Chi?

Thursday, October 13, 2011

Il fischio è un elisir

- Allora dottore, mi spoglio?
- Credevo le facesse male l’orecchio.
- Esattamente. La prego mi aiuti, da ieri sera mi scoppia la testa.
- Lo immagino, il suo alito pare una distilleria. Apra bene e dica “aah”.
- Aaah. Aaah. Ah! Ah! Ah! Ah! Aaaaaa-
- Basta cosí. È stato molto espressivo.
- Posso rifarlo con la voce di Donna Summer?
- Mi dica piuttosto che le è successo.
- Ho avuto un rapporto intimo con un altoparlante.
- Più di uno direi. Ora proviamo il timpanometro e lei mi dice cosa sente.
- Sento una batteria di conga con sottofondo di schiavi nubiani vestiti solo di una foglia di banano.
- Non l’ho ancora acceso. Adesso?
- Come prima, ma remixato da Brodinski
- E adesso?
- Lo stesso, solo che ora ansimano e si rotolano nel fango.
- E adesso?
- Dottore, conosco il divvudì. Se manda un po’ avanti c’è una scena di gruppo che-
- Temo che lei abbia bisogno di una cura massiccia. Prenda cinquecento pillole ad ogni pasto.
- Non sono troppe?
- Sì ma è per tenerla occupato.
- [...]

- Signor Belguglielmo? Cosa sta facendo col mio stetoscopio?


Nella foto in alto, l'otorinolaringoiatra porge il timpanometro al Belguglielmo.

Monday, October 10, 2011

It felt like the world would freeze

È difficile spiegare Strasburgo a chi non ci è mai stato. Un sussiego nordico ammorbidito dagli interni caldi e carichi di legno delle brasserie alsaziane. Pioggia fina e rari passanti questa sera per le stradine pittoresche della Petite France, e quella cattedrale che pare piombata dal cielo, come il monolite di Kubrik, ad incastrarsi maestosamente nel selciato. Seguendo l'argine Kleber ripenso a quando Strasburgo era un rituale mensile, tollerabile dazio da pagare all'ascesa professionale che si incideva con inchiostro lucido sul mio curriculum e sulle mie scarpe di cuoio. Non ci tornavo da quasi un decennio, da quando il mio nome era affisso sulla porta di due uffici nei corridoi europei, i primi stipendi piovevano euforici e l'avvenire mi sfarfallava nel petto. Allora ignoravo che la vita si attorciglia agli imprevisti. Cammini con slancio, t'inginocchi un attimo a sciogliere le stringhe ed appena ti rialzi ti ritrovi adulto senza il preavviso necessario, circondato da toponimi germanici, a constatare la disfatta privata del pensiero razionalista.
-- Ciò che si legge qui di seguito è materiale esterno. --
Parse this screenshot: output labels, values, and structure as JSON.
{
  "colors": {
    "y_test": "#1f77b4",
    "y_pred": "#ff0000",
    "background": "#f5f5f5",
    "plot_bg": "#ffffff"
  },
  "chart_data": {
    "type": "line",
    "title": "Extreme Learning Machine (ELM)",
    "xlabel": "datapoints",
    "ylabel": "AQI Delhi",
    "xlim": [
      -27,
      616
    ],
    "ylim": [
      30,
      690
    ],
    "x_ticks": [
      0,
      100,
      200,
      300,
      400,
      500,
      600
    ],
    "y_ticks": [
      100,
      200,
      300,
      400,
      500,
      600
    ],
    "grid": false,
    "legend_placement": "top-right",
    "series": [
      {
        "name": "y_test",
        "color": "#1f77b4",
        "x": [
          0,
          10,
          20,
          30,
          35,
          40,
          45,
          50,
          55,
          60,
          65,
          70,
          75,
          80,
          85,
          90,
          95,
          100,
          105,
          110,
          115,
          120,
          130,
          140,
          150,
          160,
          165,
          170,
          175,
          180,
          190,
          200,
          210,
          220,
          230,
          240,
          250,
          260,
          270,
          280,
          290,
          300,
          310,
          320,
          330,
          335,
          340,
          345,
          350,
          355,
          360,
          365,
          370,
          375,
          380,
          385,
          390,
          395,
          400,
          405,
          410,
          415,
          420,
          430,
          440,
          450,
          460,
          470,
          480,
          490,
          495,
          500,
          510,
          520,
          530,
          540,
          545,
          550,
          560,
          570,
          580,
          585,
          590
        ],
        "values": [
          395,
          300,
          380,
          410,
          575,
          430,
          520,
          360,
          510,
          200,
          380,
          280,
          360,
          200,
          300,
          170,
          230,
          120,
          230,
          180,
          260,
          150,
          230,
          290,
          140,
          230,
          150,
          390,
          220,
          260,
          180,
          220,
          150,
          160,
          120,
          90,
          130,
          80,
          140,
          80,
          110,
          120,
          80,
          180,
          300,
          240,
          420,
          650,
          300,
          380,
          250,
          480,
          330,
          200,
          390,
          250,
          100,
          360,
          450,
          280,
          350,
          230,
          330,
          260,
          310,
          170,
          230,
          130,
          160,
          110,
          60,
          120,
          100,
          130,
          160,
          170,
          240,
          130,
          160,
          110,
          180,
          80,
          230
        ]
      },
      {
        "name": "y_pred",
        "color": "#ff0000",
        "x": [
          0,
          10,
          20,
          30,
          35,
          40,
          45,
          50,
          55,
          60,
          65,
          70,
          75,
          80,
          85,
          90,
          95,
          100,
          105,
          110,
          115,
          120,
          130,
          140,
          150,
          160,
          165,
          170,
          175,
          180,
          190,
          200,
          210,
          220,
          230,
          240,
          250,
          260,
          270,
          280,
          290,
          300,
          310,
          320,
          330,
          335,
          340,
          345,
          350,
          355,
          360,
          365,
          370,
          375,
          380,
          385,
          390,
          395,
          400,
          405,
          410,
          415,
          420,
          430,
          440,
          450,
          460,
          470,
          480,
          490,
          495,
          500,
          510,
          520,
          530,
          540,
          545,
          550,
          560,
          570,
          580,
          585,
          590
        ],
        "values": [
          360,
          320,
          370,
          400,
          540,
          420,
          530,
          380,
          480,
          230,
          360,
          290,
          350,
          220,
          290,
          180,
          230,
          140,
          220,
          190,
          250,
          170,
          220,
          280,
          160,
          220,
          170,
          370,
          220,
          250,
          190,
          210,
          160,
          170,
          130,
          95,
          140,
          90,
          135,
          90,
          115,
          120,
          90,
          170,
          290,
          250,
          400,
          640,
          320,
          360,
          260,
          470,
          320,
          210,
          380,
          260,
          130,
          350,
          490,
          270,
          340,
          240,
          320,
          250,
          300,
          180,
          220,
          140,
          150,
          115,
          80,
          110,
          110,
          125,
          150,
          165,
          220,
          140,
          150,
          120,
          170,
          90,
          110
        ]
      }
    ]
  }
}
Perché no che non sono superstizioso io, ma ho vacillato, qualche giorno fa, quando tra i biglietti da visita che riordinavo al ritorno dall'India è comparsa la fototessera in bianco e nero di un'anziana cadaverica. E cazzo se era spettrale, pareva il volto di tutte le tragedie. Così venerdì, anziché bruciare la foto come avrei dovuto con un cero benedetto recitando preghiere latine, l'ho gettata nel sacco degli indifferenziati, che io mi voglio civile e ragionevole. Neanche un'ora dopo si verifica lo spiacevole incoveniente dell'essemmesse partito per errore a compromettere la mia carriera. Due ore dopo sono ad agitare le mie Converse a pois sotto una cassa del Botanique che mi spacca il timpano sinistro.

Nei corridoi dell'ospedale, con un dito nell'orecchio, cerco di pensare a cosa mi abbia distratto nel momento in cui la vita lasciava il cammino delle cene in completo nei ristoranti alsaziani che accettano l'American Express, e prendeva invece il sentiero sconnesso delle brasserie belghe, delle colocazioni, delle bici di seconda mano e delle candidature senza risposta.

Dieci anni dopo li rivedi ancora i ristoranti alsaziani, i palazzi di vetro ed i tassisti tedeschi. Mi accendo una Marlboro indiana davanti alle vetrine dell'argine Finkmatt, dove ammiro una scacchiera in pietra che regalerei a mio padre se non avesse uno zero di troppo.

Accelero il passo, la sigaretta è umida, l'orecchio continua a fischiare.